Die geplante neue EU-Gesetzgebung sieht ehrgeizige Recyclingziele für Kunststoffverpackungen vor. Die Pyrolyse als Recyclingmethode bietet erhebliche Vorteile bei der Erfüllung der Qualitätsstandards für Verpackungsmaterialien in sensiblen Anwendungen. Obwohl die Gesetzgebung noch nicht offiziell in die EU-Gesetzgebung aufgenommen wurde, wird erwartet, dass die Pyrolyse eine entscheidende Rolle bei der Erreichung der anspruchsvolleren Recyclingziele spielen und die Produktion von PyOil aus Kunststoffabfällen stark vorantreiben wird.

In der Branche sind Partnerschaften zwischen Entwicklern und Betreibern von Pyrolysetechnologien und nachgelagerten Partnern weit verbreitet. Letztere können Betreiber von Raffinerien und Steamcrackern oder Händler für die chemische Industrie sein.

Der Bericht analysiert laufende Projekte und die geschätzte verfügbare Kapazität für Pyrolyseöle aus Kunststoffen und Reifen. Die Gesamtproduktionskapazität für Pyrolyseöl könnte bis 2026 auf über 1,5 Millionen Tonnen pro Jahr ansteigen, wenn die derzeitigen Projekte mit den geplanten Abnehmern aus der Raffinerie- und Chemieindustrie fortgeführt werden.

Andere Wege zur Herstellung von „alternativem Naphtha“ können ebenfalls zu einem erneuerbaren Anteil beitragen

Die Umwandlung von biogenen oder kunststoffhaltigen Abfällen durch Vergasung in Synthesegas (ein Gemisch aus Kohlendioxid und Wasserstoff), das anschließend nach dem Fischer-Tropsch-Verfahren in ein Gemisch aus erneuerbarem Naphtha, Diesel und nachhaltigem Flugbenzin (SAF) umgewandelt wird, stellt eine weitere Möglichkeit zur Herstellung von alternativem Naphtha dar.
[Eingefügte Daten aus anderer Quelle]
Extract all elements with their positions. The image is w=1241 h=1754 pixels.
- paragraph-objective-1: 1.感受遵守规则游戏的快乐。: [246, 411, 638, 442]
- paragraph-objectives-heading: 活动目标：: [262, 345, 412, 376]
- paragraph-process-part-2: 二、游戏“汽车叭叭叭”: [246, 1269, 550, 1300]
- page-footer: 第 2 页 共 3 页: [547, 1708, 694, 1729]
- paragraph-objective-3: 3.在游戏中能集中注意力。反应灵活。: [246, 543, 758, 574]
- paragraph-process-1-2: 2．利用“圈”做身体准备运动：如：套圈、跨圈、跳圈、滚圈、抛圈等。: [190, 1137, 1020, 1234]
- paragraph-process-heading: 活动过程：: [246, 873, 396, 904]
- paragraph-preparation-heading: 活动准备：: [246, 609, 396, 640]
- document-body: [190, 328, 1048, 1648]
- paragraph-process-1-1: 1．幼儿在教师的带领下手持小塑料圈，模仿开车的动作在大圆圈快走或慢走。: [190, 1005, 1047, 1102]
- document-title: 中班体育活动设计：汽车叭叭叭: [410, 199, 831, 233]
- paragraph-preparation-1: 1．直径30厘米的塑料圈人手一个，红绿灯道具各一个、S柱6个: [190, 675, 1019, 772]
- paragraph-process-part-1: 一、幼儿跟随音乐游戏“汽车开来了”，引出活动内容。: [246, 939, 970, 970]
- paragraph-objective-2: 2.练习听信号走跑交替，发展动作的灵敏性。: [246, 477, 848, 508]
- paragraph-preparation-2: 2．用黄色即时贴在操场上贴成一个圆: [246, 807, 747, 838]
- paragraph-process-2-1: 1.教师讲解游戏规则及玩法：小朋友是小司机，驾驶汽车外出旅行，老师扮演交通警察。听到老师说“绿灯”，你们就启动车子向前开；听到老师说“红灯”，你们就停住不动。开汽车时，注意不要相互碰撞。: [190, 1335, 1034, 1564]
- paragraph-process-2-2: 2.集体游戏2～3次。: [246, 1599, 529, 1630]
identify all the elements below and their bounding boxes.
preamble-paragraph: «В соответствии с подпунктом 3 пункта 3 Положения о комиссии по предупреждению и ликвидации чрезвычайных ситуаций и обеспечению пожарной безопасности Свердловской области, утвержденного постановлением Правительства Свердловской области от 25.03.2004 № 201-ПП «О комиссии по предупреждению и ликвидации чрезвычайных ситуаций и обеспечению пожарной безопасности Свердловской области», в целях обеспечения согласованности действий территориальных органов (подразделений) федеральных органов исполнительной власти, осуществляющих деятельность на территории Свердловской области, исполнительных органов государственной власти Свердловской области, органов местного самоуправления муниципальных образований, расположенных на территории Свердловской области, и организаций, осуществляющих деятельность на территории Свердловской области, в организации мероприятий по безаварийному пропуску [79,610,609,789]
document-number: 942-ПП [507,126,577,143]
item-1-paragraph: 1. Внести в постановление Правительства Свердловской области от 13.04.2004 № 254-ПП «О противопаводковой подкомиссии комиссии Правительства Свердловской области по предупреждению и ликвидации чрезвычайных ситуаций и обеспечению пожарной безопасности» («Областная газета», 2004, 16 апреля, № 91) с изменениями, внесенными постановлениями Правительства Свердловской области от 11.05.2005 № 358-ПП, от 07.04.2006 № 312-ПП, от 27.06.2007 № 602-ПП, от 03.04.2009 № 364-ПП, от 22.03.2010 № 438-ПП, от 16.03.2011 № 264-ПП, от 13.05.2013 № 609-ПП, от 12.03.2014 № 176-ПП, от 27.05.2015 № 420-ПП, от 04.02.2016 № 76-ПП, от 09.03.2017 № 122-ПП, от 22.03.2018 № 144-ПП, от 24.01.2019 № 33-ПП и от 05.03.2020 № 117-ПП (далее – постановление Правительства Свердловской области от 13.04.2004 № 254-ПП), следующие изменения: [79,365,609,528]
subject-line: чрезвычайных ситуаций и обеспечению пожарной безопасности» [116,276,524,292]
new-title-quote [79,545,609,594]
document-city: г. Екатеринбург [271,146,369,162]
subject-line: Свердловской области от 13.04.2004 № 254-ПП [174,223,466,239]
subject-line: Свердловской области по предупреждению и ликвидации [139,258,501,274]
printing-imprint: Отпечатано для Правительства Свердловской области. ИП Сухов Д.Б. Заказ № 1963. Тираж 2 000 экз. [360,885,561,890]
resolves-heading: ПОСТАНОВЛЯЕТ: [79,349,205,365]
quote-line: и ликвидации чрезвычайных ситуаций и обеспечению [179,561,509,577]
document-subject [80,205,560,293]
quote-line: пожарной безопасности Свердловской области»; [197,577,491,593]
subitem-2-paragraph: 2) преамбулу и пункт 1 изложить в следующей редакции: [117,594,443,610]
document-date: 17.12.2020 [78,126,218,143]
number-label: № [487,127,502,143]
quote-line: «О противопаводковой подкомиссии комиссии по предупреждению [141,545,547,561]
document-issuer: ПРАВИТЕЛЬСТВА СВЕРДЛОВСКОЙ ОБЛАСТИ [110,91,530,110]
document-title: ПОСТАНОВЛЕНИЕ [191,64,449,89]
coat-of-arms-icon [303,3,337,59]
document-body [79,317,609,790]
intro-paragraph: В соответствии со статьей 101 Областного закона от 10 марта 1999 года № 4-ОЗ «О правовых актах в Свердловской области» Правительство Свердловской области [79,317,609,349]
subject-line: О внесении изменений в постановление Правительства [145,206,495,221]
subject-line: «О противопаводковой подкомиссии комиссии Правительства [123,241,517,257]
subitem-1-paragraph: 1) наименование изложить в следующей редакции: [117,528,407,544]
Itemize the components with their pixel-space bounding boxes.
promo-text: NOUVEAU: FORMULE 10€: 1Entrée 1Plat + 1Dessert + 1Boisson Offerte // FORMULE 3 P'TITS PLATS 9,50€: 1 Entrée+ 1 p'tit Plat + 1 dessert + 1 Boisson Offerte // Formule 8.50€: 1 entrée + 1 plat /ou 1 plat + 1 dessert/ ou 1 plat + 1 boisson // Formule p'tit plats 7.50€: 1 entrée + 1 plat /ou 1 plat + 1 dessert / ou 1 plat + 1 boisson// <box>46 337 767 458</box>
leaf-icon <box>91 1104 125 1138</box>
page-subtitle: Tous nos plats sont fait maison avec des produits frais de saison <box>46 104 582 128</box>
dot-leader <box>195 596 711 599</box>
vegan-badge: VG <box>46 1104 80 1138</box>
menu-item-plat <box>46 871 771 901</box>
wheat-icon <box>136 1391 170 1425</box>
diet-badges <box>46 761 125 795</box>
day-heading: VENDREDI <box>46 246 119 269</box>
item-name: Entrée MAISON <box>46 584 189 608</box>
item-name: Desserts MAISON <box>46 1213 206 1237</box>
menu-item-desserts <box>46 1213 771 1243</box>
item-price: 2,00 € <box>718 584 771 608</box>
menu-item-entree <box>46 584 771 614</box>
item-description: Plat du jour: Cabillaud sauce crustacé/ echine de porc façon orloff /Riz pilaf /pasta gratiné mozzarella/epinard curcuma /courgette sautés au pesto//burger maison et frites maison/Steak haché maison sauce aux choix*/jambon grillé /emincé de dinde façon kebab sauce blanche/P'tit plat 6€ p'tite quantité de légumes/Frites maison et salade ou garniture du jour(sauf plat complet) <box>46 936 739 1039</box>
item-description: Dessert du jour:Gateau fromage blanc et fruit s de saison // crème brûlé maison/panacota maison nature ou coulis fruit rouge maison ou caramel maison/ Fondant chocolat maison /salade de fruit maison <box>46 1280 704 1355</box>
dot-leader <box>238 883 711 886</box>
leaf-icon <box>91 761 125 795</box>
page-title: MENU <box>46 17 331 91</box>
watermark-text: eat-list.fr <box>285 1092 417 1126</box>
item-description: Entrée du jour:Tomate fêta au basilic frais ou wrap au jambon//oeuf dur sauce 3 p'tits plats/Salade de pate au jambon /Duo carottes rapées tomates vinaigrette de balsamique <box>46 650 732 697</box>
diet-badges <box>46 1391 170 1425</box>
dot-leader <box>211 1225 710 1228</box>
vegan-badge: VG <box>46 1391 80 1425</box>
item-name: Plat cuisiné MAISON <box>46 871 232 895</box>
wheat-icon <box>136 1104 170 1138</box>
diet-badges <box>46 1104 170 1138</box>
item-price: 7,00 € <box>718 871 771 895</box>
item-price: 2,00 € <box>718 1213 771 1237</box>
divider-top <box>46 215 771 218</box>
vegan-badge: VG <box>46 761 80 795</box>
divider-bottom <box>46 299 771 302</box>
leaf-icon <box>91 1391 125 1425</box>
Bis 2026 ist eine Kapazität von 450 Kilotonnen pro Jahr in Nordamerika und 74 Kilotonnen pro Jahr in Europa geplant, die hauptsächlich aus Holzabfällen gewonnen und ausschließlich als Kraftstoff verwendet werden soll.

Derzeit werden in mehr als 25 Projekten weltweit Technologien erforscht und umgesetzt, die eine Kombination von Kohlendioxidabscheidung, Synthesegaserzeugung, Umwandlung in synthetisches Rohöl mittels Fischer-Tropsch-Technologie und Auftrennung in verschiedene Produkte wie SAF, Diesel, Naphtha, Wachse und andere Chemikalien ermöglichen. Diese Projekte umfassen eine Vielzahl von Technologien, bei denen das Know-how in den Bereichen Kohlendioxidabscheidung, Synthesegasumwandlung und Fischer-Tropsch-Technologie von verschiedenen Unternehmen oder Organisationen bereitgestellt werden kann.

Die meisten dieser Projekte konzentrieren sich auf die Herstellung von Kraftstoffen, insbesondere von nachhaltigem Kerosin (SAF), was auf die regulatorischen Rahmenbedingungen in der EU und die Anreize für die CO2-Nutzung in den USA zurückzuführen ist. Dabei wird das Nebenprodukt Naphtha auch für die chemische Industrie zur Verfügung stehen.

Es wird erwartet, dass die meisten Projekte zur Herstellung von Treibstoffen aus CO2 und der damit zusammenhängenden Produktion von Naphtha erst nach 2026 abgeschlossen sein werden und derzeit für den Zeitraum 2026 bis 2030 geplant werden. In diesem Zeitraum könnte die Gesamtkapazität für Kohlenwasserstoffe (für Kraftstoffe und Chemikalien) weltweit auf fast 800 Kilotonnen pro Jahr ansteigen, wenn alle derzeit laufenden Projekte erfolgreich umgesetzt werden.

Eine zukünftige Untersuchung der Verfügbarkeit von alternativem Naphtha für die chemische Industrie könnte zeigen, dass das „Alcohol-to-Jet“-Verfahren, bei dem Alkohole wie Methanol, Ethanol und Isobutanol zur Herstellung von synthetischem Kerosin (SAF) umgewandelt werden, eine mögliche Quelle für alternatives Naphtha sein könnte. Technologieanbieter arbeiten aktiv an der Entwicklung und Optimierung dieser Prozesse, und sobald die Technologien ausgereift und größere Mengen auf dem Markt verfügbar sind, könnte diese Naphtha-Quelle stärker in Betracht gezogen werden.